The paradox: the runner's clock runs slower than compared to the train clocks.
therefore the runner's clock should run doubly slow wrt to earth's clock cause the trains clocks run slow compared to the earth's clocks.
but the runner is not mving wrt to the earth therefore the runner's clock must be run the smae as the earth's clocks.
how to resolve it?

well im given a hnit to resolve it by relativity of simulatentity, now if we were to send a light beam from the opposite direction of the runner towards him as soon as he starts running in the train, then obviously in the train it would we simultaneous while in the earth it won't, we can measure the time it takes the beam to reach the runner, is this approach correct have i resolved the paradox, i feel that i hvent really.

2. Sep 24, 2007

### ganstaman

I could be wrong, but is this not an issue of frames of reference? That is, the runner's clock runs slower than the train's clock from the point of view of a passenger on the train (?). The train's clock runs slower than one on the earth from the point of view of someone on earth (?). The runner's and earth's clock run at the same rate from the point of view of the runner and the earth, but not from the train.

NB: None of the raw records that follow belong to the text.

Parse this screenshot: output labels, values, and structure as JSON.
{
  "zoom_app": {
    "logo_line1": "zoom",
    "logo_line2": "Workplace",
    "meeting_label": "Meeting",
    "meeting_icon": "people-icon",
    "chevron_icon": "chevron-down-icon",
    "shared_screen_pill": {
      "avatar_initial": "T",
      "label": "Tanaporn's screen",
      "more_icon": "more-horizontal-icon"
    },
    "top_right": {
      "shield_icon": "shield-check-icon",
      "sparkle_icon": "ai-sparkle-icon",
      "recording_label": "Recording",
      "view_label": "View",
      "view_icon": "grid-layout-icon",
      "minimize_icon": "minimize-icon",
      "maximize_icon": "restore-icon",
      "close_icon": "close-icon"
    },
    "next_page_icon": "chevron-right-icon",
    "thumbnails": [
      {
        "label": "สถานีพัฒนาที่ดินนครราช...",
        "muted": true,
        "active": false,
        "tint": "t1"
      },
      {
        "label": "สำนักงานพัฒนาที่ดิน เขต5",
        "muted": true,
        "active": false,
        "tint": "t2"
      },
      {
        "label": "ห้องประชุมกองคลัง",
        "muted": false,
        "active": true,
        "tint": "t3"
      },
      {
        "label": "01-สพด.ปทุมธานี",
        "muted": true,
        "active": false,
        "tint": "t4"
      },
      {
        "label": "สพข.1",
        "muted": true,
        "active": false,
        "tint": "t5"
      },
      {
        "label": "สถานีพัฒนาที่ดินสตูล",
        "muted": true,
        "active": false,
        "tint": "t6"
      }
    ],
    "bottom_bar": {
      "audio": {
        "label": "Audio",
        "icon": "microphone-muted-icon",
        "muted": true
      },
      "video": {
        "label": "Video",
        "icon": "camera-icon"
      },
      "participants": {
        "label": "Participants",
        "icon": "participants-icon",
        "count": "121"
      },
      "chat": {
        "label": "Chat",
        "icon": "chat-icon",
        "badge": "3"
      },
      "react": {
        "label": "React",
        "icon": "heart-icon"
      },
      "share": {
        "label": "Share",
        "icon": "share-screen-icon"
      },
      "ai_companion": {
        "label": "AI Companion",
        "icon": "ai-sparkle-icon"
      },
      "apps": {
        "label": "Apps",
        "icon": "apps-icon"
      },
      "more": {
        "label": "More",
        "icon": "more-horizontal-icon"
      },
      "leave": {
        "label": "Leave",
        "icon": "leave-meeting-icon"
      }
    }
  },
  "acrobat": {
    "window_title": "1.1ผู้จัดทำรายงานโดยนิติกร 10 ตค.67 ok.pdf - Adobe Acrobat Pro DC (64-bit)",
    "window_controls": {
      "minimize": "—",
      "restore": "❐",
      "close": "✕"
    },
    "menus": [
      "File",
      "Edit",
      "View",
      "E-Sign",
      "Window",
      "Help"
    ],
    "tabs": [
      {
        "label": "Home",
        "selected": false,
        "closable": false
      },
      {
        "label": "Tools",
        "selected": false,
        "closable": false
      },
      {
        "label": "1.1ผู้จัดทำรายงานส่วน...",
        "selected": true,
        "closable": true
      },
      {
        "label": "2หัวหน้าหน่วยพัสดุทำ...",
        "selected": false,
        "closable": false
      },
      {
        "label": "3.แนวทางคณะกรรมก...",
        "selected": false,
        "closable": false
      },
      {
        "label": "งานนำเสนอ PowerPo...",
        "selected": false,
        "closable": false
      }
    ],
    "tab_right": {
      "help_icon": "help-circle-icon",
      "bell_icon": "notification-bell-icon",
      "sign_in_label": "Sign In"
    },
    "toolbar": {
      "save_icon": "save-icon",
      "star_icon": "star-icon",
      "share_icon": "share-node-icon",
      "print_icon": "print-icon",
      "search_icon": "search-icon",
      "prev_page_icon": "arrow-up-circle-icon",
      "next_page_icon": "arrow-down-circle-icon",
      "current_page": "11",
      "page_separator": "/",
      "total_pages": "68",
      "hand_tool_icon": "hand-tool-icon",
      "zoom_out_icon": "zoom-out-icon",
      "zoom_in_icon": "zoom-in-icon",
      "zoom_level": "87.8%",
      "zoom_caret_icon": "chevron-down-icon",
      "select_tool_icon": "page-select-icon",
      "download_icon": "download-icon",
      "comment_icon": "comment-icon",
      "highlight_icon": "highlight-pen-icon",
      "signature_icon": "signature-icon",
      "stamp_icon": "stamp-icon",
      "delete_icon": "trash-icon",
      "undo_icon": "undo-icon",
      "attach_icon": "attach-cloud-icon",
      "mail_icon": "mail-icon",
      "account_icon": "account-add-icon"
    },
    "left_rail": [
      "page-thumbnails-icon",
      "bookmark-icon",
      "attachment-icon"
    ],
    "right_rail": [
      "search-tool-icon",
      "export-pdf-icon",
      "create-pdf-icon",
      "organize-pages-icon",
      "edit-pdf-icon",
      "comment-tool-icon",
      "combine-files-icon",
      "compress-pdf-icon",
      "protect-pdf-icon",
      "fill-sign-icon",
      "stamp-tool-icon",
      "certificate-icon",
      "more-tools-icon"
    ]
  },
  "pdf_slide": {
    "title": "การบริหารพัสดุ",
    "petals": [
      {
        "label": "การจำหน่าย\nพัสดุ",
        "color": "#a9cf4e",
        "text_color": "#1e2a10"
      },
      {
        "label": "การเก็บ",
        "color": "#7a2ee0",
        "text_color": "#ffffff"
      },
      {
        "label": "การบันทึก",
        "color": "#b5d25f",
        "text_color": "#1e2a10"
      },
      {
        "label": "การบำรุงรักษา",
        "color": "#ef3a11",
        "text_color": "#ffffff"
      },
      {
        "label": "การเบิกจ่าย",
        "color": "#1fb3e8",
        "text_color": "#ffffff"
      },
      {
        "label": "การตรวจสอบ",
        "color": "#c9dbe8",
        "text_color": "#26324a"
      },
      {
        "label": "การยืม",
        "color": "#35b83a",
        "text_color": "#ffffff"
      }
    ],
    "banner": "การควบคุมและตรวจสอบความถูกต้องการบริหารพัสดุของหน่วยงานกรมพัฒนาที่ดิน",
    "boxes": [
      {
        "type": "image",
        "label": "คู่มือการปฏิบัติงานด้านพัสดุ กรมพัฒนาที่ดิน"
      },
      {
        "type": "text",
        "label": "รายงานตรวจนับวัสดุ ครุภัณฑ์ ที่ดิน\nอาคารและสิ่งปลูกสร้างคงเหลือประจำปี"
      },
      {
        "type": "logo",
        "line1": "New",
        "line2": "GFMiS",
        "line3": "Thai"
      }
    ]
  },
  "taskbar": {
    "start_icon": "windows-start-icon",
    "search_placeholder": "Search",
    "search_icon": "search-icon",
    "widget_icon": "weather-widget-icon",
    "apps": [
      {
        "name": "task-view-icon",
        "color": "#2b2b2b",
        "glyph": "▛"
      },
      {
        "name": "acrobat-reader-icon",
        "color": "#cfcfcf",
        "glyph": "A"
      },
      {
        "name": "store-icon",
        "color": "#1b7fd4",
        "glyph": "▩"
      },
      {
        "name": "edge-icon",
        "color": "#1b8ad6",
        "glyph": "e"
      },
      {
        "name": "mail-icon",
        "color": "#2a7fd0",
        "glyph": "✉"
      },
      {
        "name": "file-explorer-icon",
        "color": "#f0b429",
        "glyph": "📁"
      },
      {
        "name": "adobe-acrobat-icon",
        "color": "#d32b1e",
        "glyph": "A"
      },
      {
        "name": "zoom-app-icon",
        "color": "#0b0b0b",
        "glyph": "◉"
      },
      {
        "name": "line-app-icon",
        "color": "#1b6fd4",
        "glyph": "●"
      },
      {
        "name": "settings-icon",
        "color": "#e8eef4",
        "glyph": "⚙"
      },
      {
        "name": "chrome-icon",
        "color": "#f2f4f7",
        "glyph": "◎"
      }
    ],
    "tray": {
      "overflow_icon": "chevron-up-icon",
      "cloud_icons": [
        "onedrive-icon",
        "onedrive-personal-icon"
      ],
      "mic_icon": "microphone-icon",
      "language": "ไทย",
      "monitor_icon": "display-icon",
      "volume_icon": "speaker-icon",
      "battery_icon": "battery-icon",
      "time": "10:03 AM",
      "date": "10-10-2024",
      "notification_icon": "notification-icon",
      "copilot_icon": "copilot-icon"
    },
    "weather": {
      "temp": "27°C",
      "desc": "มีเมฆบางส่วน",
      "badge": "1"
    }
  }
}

As for your hint at the bottom, what is simultaneous with what? I see that you are sending a beam of light at the runner, but what event occurs simultaneously with that?

3. Sep 24, 2007

### MathematicalPhysicist

the hint from the book say that the solution of the paradox has to do with relativity of simultanity.
well, from the perspective of an observer from outside the train the beam and the runner start the running the same time but in the rest frame of the train they don't.

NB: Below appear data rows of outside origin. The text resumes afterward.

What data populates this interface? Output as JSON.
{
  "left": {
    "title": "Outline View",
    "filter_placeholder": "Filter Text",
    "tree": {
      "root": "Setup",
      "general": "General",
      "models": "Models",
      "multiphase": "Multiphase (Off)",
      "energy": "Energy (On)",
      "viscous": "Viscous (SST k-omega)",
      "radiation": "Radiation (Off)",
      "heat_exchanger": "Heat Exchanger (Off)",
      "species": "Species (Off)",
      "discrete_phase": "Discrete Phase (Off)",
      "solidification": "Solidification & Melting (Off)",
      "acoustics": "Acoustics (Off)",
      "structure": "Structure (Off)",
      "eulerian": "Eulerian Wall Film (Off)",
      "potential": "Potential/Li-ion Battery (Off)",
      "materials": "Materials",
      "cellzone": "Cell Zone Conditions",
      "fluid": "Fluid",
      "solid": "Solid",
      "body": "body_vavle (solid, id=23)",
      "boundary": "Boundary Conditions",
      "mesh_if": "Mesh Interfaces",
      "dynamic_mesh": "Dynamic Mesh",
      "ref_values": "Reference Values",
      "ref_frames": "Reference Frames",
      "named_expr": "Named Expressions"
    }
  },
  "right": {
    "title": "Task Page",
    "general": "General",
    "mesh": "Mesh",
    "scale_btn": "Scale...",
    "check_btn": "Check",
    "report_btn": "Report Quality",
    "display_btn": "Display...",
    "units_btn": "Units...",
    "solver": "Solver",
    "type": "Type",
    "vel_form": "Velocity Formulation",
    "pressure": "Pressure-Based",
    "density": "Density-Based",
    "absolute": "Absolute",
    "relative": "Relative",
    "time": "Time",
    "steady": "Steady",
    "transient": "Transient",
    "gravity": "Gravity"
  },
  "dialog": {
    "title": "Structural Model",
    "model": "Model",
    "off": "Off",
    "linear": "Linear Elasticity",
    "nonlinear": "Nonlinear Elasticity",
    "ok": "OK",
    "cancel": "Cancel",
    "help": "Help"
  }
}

p.s this is not what written in the book, the only hint is that the solution uses relativity of simulatentity.

4. Sep 24, 2007

### Janus

Staff Emeritus
According to whom?
From the Earth frame, the runner has no relative velocity and thus the runner's clock runs at the same rate as the Earth clock.
From the train frame, both the runner and the Earth have the same relative velocity wrt to the train and thus both their clocks run slo by the same amount, and again their clocks run at the same rate.

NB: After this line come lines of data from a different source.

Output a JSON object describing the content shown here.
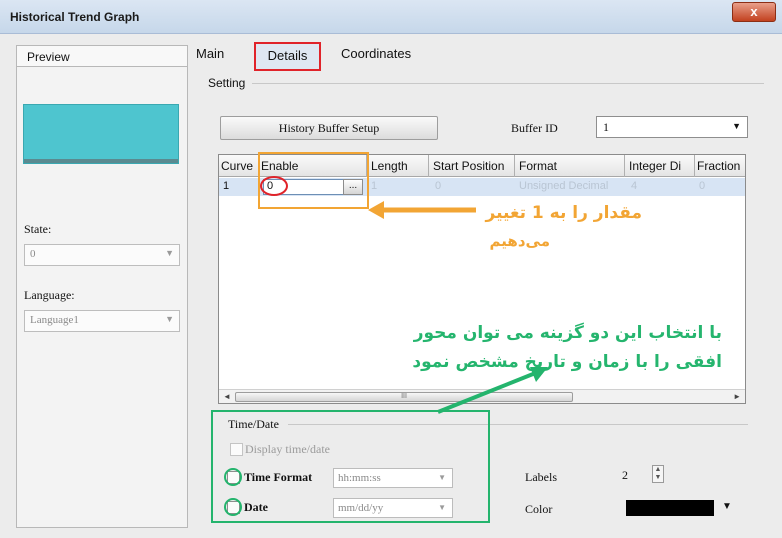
{
  "window": {
    "title": "Historical Trend Graph",
    "close_symbol": "x"
  },
  "sidebar": {
    "preview_tab": "Preview",
    "state_label": "State:",
    "state_value": "0",
    "language_label": "Language:",
    "language_value": "Language1"
  },
  "tabs": {
    "main": "Main",
    "details": "Details",
    "coordinates": "Coordinates"
  },
  "setting": {
    "label": "Setting",
    "history_button": "History Buffer Setup",
    "buffer_id_label": "Buffer ID",
    "buffer_id_value": "1"
  },
  "table": {
    "columns": [
      "Curve",
      "Enable",
      "Length",
      "Start Position",
      "Format",
      "Integer Di",
      "Fraction"
    ],
    "row": {
      "curve": "1",
      "enable_value": "0",
      "dots": "...",
      "length": "1",
      "start_position": "0",
      "format": "Unsigned Decimal",
      "integer": "4",
      "fraction": "0"
    },
    "scroll_grip": "III"
  },
  "time_date": {
    "label": "Time/Date",
    "display_label": "Display time/date",
    "time_format_label": "Time Format",
    "time_format_value": "hh:mm:ss",
    "date_label": "Date",
    "date_value": "mm/dd/yy",
    "labels_label": "Labels",
    "labels_value": "2",
    "color_label": "Color",
    "color_value": "#000000"
  },
  "annotations": {
    "orange_line1": "مقدار را به 1 تغییر",
    "orange_line2": "می‌دهیم",
    "green_line1": "با انتخاب این دو گزینه می توان محور",
    "green_line2": "افقی را با زمان و تاریخ مشخص نمود",
    "orange_color": "#f2a534",
    "green_color": "#24b46d",
    "red_color": "#e0232a"
  }
}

For a problem that needs the Relativity of Simultaneity for resolution, try this:
The runner runs in the same direction as the train is moving at the same velocity relative to the train as the train has relative to the Earth. Then, in the Train's frame, both the runner and the Earth have the same relative speed, and the same time dilation factor, and thus their clocks run at the same rate. In the Earth frame, however, the runner has a relative velocity greater than that of the train and thus the runner's clock runs even slower than the train's.

5. Sep 24, 2007

### MathematicalPhysicist

ok, thanks janus i got it.

6. Sep 24, 2007

### JesseM

Try putting clocks at the front and back of the train which are synchronized in the train's frame, and figure out the time on the clock at the front when the runner starts at the front, and the time on the clock at the back when the runner reaches the back. The difference between these times will be greater than the time the runner's own watch says it took for him to get from front to back, showing that the runner's watch is running slow in the train's frame. But in the frame of the tracks, the runner's watch is running normally while the clocks at the front and back are running slow--however, the clocks at the front and back are also out-of-sync in this frame, with the time of the back clock ahead of the time on the front clock by vx/c^2 (where x is the distance between the clocks in the train's own rest frame, and v is the velocity of the train in the track frame). So, if you calculate the details you will find that the observer on the tracks predicts the same thing about the times on the two clocks as the runner passes them, even though in this frame the two clocks are running slower than the runner's watch.

7. Sep 25, 2007

### yogi

The problem is described in Wheeler and Tailor 2nd edition, Spacetime Physics. I posted the problem on these forums about a year ago.

8. Sep 25, 2007

### MathematicalPhysicist

yes, correct, yogi.